Stuck on a 2nd order linear differential equation

[jumbogala]

Homework Statement

y'' - 2y'+ 6y = 0

y(0) = 3
y(5) = 7

Find a solution y(t).

Homework Equations

The Attempt at a Solution

I found the characteristic equation: x² - 9x = 0, which has roots at 0 and 9.

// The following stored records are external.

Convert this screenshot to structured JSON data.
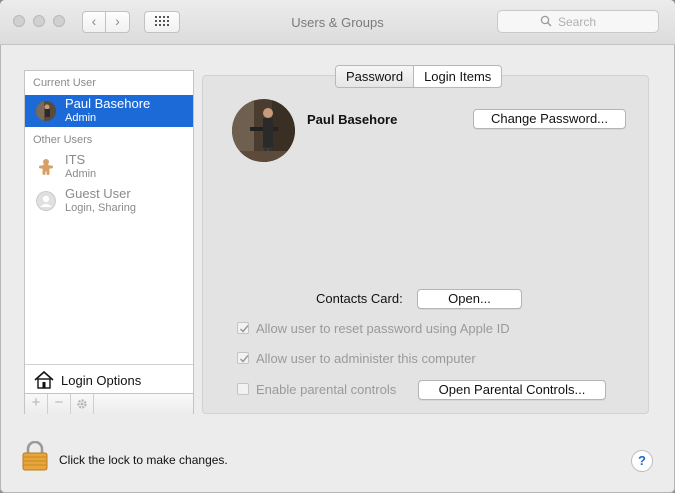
{
  "window": {
    "title": "Users & Groups",
    "search_placeholder": "Search",
    "nav_back": "‹",
    "nav_forward": "›"
  },
  "sidebar": {
    "current_user_label": "Current User",
    "other_users_label": "Other Users",
    "users": [
      {
        "name": "Paul Basehore",
        "role": "Admin",
        "selected": true
      },
      {
        "name": "ITS",
        "role": "Admin",
        "selected": false
      },
      {
        "name": "Guest User",
        "role": "Login, Sharing",
        "selected": false
      }
    ],
    "login_options_label": "Login Options",
    "add_symbol": "+",
    "remove_symbol": "−"
  },
  "tabs": [
    {
      "label": "Password",
      "active": true
    },
    {
      "label": "Login Items",
      "active": false
    }
  ],
  "detail": {
    "user_name": "Paul Basehore",
    "change_password_label": "Change Password...",
    "contacts_card_label": "Contacts Card:",
    "open_label": "Open...",
    "checkboxes": [
      {
        "label": "Allow user to reset password using Apple ID",
        "checked": true
      },
      {
        "label": "Allow user to administer this computer",
        "checked": true
      },
      {
        "label": "Enable parental controls",
        "checked": false
      }
    ],
    "open_parental_controls_label": "Open Parental Controls..."
  },
  "footer": {
    "lock_text": "Click the lock to make changes.",
    "help_symbol": "?"
  },
  "colors": {
    "selection": "#1b6ad8",
    "lock": "#e7a53b"
  }
}
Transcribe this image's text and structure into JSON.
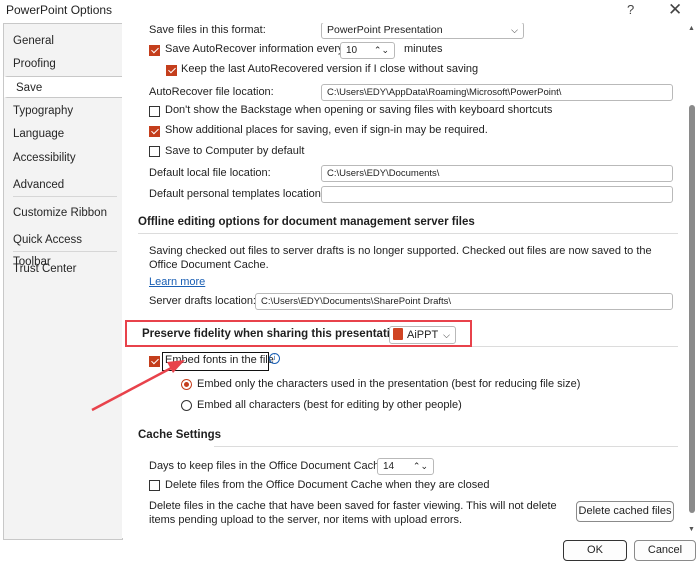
{
  "window": {
    "title": "PowerPoint Options",
    "help": "?",
    "close": "✕"
  },
  "sidebar": {
    "items": [
      {
        "label": "General"
      },
      {
        "label": "Proofing"
      },
      {
        "label": "Save"
      },
      {
        "label": "Typography"
      },
      {
        "label": "Language"
      },
      {
        "label": "Accessibility"
      },
      {
        "label": "Advanced"
      },
      {
        "label": "Customize Ribbon"
      },
      {
        "label": "Quick Access Toolbar"
      },
      {
        "label": "Trust Center"
      }
    ],
    "active": "Save"
  },
  "save": {
    "format_label": "Save files in this format:",
    "format_value": "PowerPoint Presentation",
    "autorecover_label": "Save AutoRecover information every",
    "autorecover_minutes": "10",
    "minutes_label": "minutes",
    "keep_last_label": "Keep the last AutoRecovered version if I close without saving",
    "autorecover_location_label": "AutoRecover file location:",
    "autorecover_location_value": "C:\\Users\\EDY\\AppData\\Roaming\\Microsoft\\PowerPoint\\",
    "dont_show_backstage_label": "Don't show the Backstage when opening or saving files with keyboard shortcuts",
    "show_additional_places_label": "Show additional places for saving, even if sign-in may be required.",
    "save_to_computer_label": "Save to Computer by default",
    "default_local_label": "Default local file location:",
    "default_local_value": "C:\\Users\\EDY\\Documents\\",
    "default_templates_label": "Default personal templates location:",
    "default_templates_value": ""
  },
  "offline": {
    "heading": "Offline editing options for document management server files",
    "description": "Saving checked out files to server drafts is no longer supported. Checked out files are now saved to the Office Document Cache.",
    "learn_more": "Learn more",
    "server_drafts_label": "Server drafts location:",
    "server_drafts_value": "C:\\Users\\EDY\\Documents\\SharePoint Drafts\\"
  },
  "fidelity": {
    "heading": "Preserve fidelity when sharing this presentation:",
    "presentation": "AiPPT",
    "embed_fonts_label": "Embed fonts in the file",
    "info_icon": "i",
    "embed_only_label": "Embed only the characters used in the presentation (best for reducing file size)",
    "embed_all_label": "Embed all characters (best for editing by other people)"
  },
  "cache": {
    "heading": "Cache Settings",
    "days_label": "Days to keep files in the Office Document Cache:",
    "days_value": "14",
    "delete_on_close_label": "Delete files from the Office Document Cache when they are closed",
    "delete_desc": "Delete files in the cache that have been saved for faster viewing. This will not delete items pending upload to the server, nor items with upload errors.",
    "delete_button": "Delete cached files"
  },
  "footer": {
    "ok": "OK",
    "cancel": "Cancel"
  },
  "colors": {
    "accent": "#c43e1c",
    "highlight_box": "#e8424b",
    "link": "#1a5fb4"
  }
}
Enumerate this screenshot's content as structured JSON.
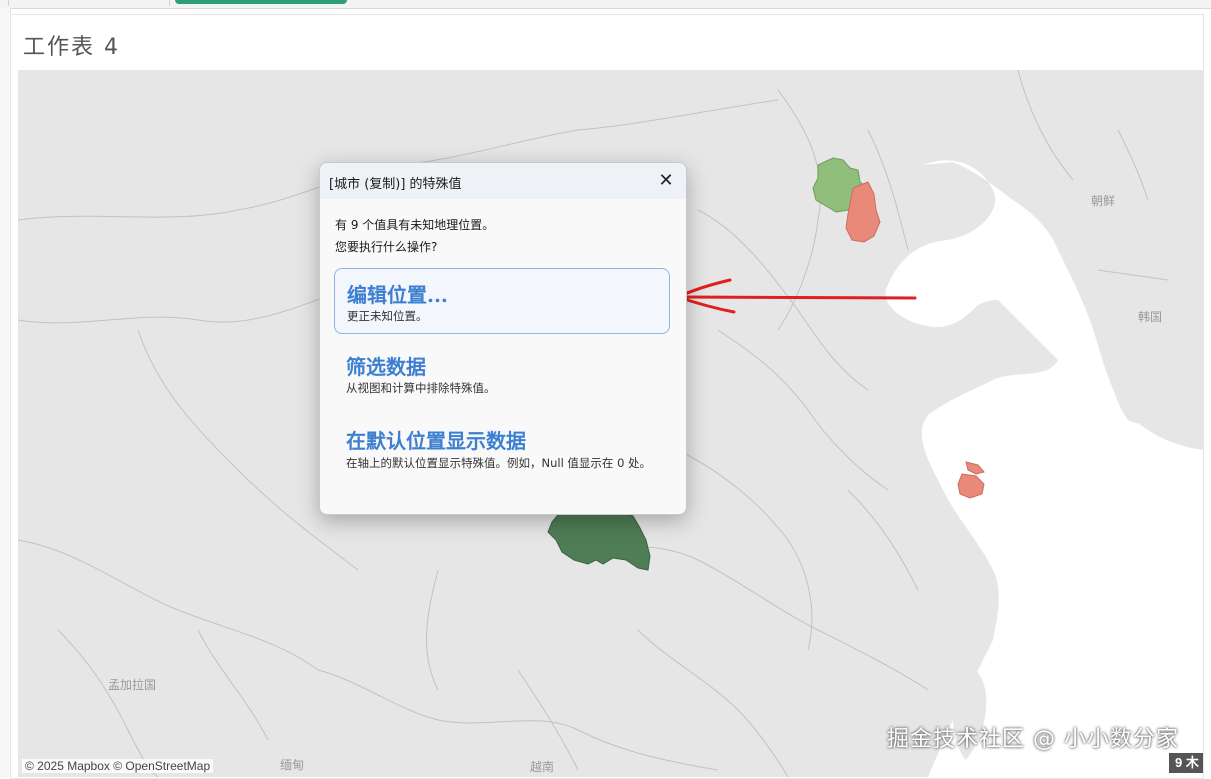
{
  "sheet": {
    "title": "工作表 4"
  },
  "map": {
    "labels": {
      "korea_north": "朝鲜",
      "korea_south": "韩国",
      "bangladesh": "孟加拉国",
      "myanmar": "缅甸",
      "vietnam": "越南"
    },
    "attribution": "© 2025 Mapbox © OpenStreetMap",
    "colors": {
      "land": "#e6e6e6",
      "sea": "#ffffff",
      "border": "#bdbdbd",
      "green_light": "#8fbf7a",
      "green_dark": "#4f7d55",
      "red": "#e8897a",
      "arrow": "#e02020"
    }
  },
  "dialog": {
    "title": "[城市 (复制)] 的特殊值",
    "close_icon": "close-icon",
    "message_line1": "有 9 个值具有未知地理位置。",
    "message_line2": "您要执行什么操作?",
    "options": [
      {
        "title": "编辑位置...",
        "desc": "更正未知位置。"
      },
      {
        "title": "筛选数据",
        "desc": "从视图和计算中排除特殊值。"
      },
      {
        "title": "在默认位置显示数据",
        "desc": "在轴上的默认位置显示特殊值。例如，Null 值显示在 0 处。"
      }
    ]
  },
  "watermark": "掘金技术社区 @ 小小数分家",
  "page_badge": "9 木"
}
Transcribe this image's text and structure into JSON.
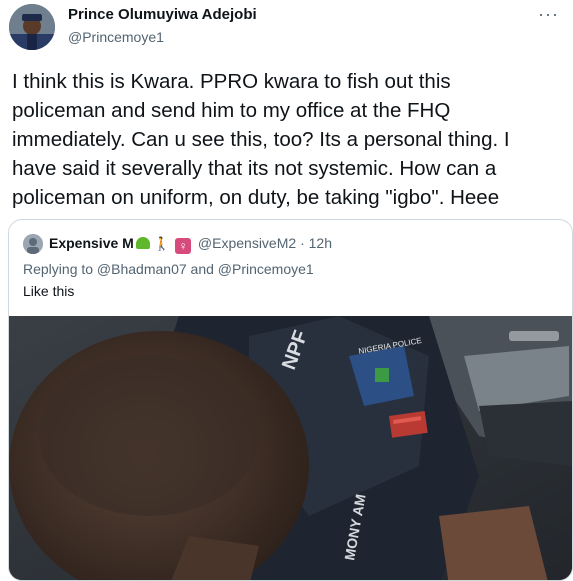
{
  "tweet": {
    "author_name": "Prince Olumuyiwa Adejobi",
    "author_handle": "@Princemoye1",
    "more_label": "···",
    "text": "I think this is Kwara. PPRO kwara to fish out this\npoliceman and send him to my office at the FHQ\nimmediately. Can u see this, too? Its a personal thing. I\nhave said it severally that its not systemic. How can a\npoliceman on uniform, on duty, be taking \"igbo\". Heee"
  },
  "quoted_tweet": {
    "author_name": "Expensive M",
    "emoji_female": "♀",
    "author_handle": "@ExpensiveM2",
    "separator": "·",
    "time": "12h",
    "replying_to": "Replying to @Bhadman07 and @Princemoye1",
    "text": "Like this",
    "photo_text_npf": "NPF",
    "photo_text_badge": "NIGERIA POLICE",
    "photo_text_name": "MONY AM"
  },
  "icons": {
    "avatar": "profile-photo-police-uniform",
    "more": "more-horizontal-icon",
    "heart": "green-heart-emoji",
    "person": "person-emoji",
    "female": "female-sign-emoji"
  }
}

Therefore y(t) = C1e^0x + C2e^9x

Using the initial conditions to solve this:
3 = C1 + C2

7 = C1 + C2(e^9)

And solving the system of equations gives
C1 = 3
C2 = 4.937

Therefore y(t) = 3 + 4.937e^9.

But this isn't the correct answer... where did I go wrong? It seems like it should work =\

 

[Dick]

Why is it that if you take the C1 and C2 you found, that C1+C2 isn't equal to 3?

 

[Office_Shredder]

You solved your system of equations incorrectly

3 = C1 + C2

7 = C1 + C2(e^9)

If C₁=3, then the first equation says C₂=0

 

[Mark44]

Therefore y(t) = 3 + 4.937e^9.

Some questions have already been raised about the constants, but also, your solution should be a function of t.

 

[jumbogala]

Whoops, somehow my C2 is off by a factor of 10000. Silly mistake... thanks! And yeah, I changed the x's to t's.